Take a post-chill pill

If winter's health bugs refuse to leave your side, here are what they could indicate and how to deal with them

We've had one of the longest winters in years, and not just that, for a change it has been cold. While having dry lips and those pesky colds are nature's way of balancing out the great weather, now that summer is beckoning, the seasonal bugs should have left you alone. If they haven't there might be something larger at play. Here is a list of common winter issues that could indicate heath risks that you must pay attention to.

Dry lips, could be: Too much Vitamin A

Our mouths tend to be the first casualty of the cold weather and many people have slightly chapped lips in the winter. But if you are still suffering from severely dry lips then it could also mean you're consuming too much vitamin A. Women need 0.6mg of vitamin A per day and should be able to get this purely from their daily diet.

Anyone consuming more than 1.5mg a day is putting themselves at increased risk of bone fractures in later life.

Fix it: Ensure any multi-vitamins you take don't include vitamin A. Fish liver oil contains high quantities of this. Also, if you're deficient in vitamin D you could be more at risk of the harmful effects of too much vitamin A. So ensure you eat enough oily fish and fortified cereals .

Feeling lethargic, could be: An underactive thyroid

Not many of us are lucky enough to spring out of bed each day with boundless energy but there's a big difference between feeling tired occasionally and constant lethargia. So if you're still suffering from lingering winter blues, then it's time to act fast as it could be your thyroid gland that's to blame. It's estimated that one in 50 women are suffering from an underactive thyroid, or hypothyroidism.

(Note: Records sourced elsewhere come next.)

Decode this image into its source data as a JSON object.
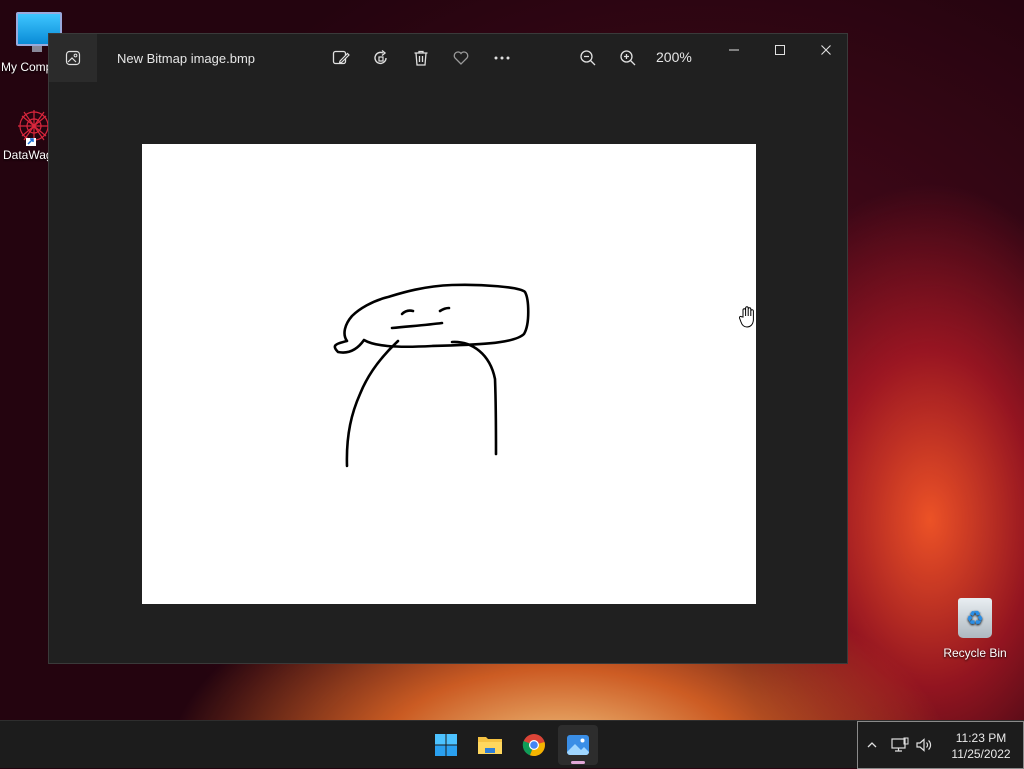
{
  "desktop": {
    "icons": [
      {
        "label": "My Computer"
      },
      {
        "label": "DataWag"
      },
      {
        "label": "Recycle Bin"
      }
    ]
  },
  "window": {
    "title": "New Bitmap image.bmp",
    "zoom": "200%",
    "toolbar": {
      "edit": "edit-image-icon",
      "rotate": "rotate-icon",
      "delete": "delete-icon",
      "favorite": "heart-icon",
      "more": "more-icon",
      "zoom_out": "zoom-out-icon",
      "zoom_in": "zoom-in-icon"
    },
    "controls": [
      "minimize",
      "maximize",
      "close"
    ]
  },
  "taskbar": {
    "apps": [
      "start",
      "file-explorer",
      "chrome",
      "photos"
    ],
    "active_app": "photos",
    "clock_time": "11:23 PM",
    "clock_date": "11/25/2022"
  },
  "colors": {
    "window_bg": "#202020",
    "taskbar_bg": "#1c1c1c",
    "canvas": "#ffffff"
  }
}
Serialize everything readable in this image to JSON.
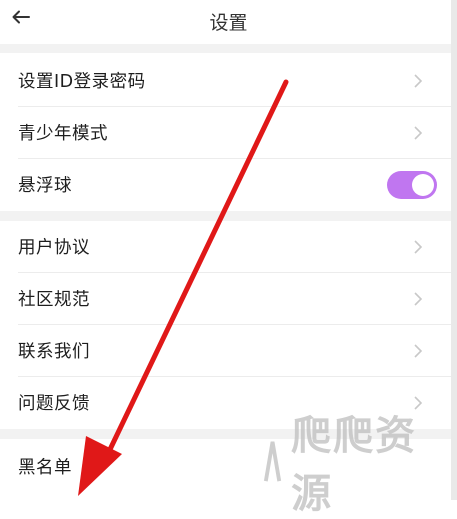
{
  "header": {
    "title": "设置",
    "back_icon": "arrow-left-icon"
  },
  "settings": {
    "password": "设置ID登录密码",
    "teen_mode": "青少年模式",
    "float_ball": "悬浮球",
    "float_ball_enabled": true,
    "user_agreement": "用户协议",
    "community_rules": "社区规范",
    "contact_us": "联系我们",
    "feedback": "问题反馈",
    "blacklist": "黑名单"
  },
  "watermark": {
    "text": "爬爬资源"
  },
  "colors": {
    "toggle_on": "#c076f0",
    "annotation_arrow": "#e01818",
    "section_gap": "#f2f2f2"
  }
}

This is where the thyroid, the gland at the front of the neck responsible for controlling the speed of our bodily functions, stops working properly. As the bodily functions slow down sufferers can also experience tiredness, weight gain, loss of libido, constipation and depression.

Fix it: A blood test can determine whether the thyroid is functioning properly and if not your GP will prescribe hormone replacement medication. In most cases you will need to take the medication for life.

Dry skin, could be: Dermatitis

It's this time of year when we all start looking forward to the days of dewy summer skin. But if you're a long way away from that holiday glow it doesn't mean your skin should resemble a reptile's.

You should have regained some the moisture your used to have. If you've noticed that your skin is still feeling dry, itchy or scaly it may be that you have a skin condition called dermatitis. This is caused either by coming into contact with an irritant or because the immune system has triggered a hypersensitive reaction to a substance.

Fix it: Make a list of substances that come into contact with your skin and work out which one is causing the reaction. If possible, avoid the irritant in future or wear gloves to minimize exposure.

Antihistamine tablets can sometimes ease redness and itching and your GP can provide you with a soap substitute or emollient cream. In severe cases you will be referred to a dermatologist.

Constant colds, could be: Anaemia

Adults should expect to get around four colds a year but if you are still catching every bug around then it may be that you are suffering from an iron deficiency. You might find that you also have dark circles under your eyes, feel constantly tired and are suffering from headaches and shortness of breath.

Fix it: Your GP can give you a simple blood test to check if you have anaemia. If you do lack iron, then make sure you eat lots of lean meat, dark green vegetables, and seeds and fortified cereals. Eating vitamin C rich foods in the same meal will help the body to absorb iron.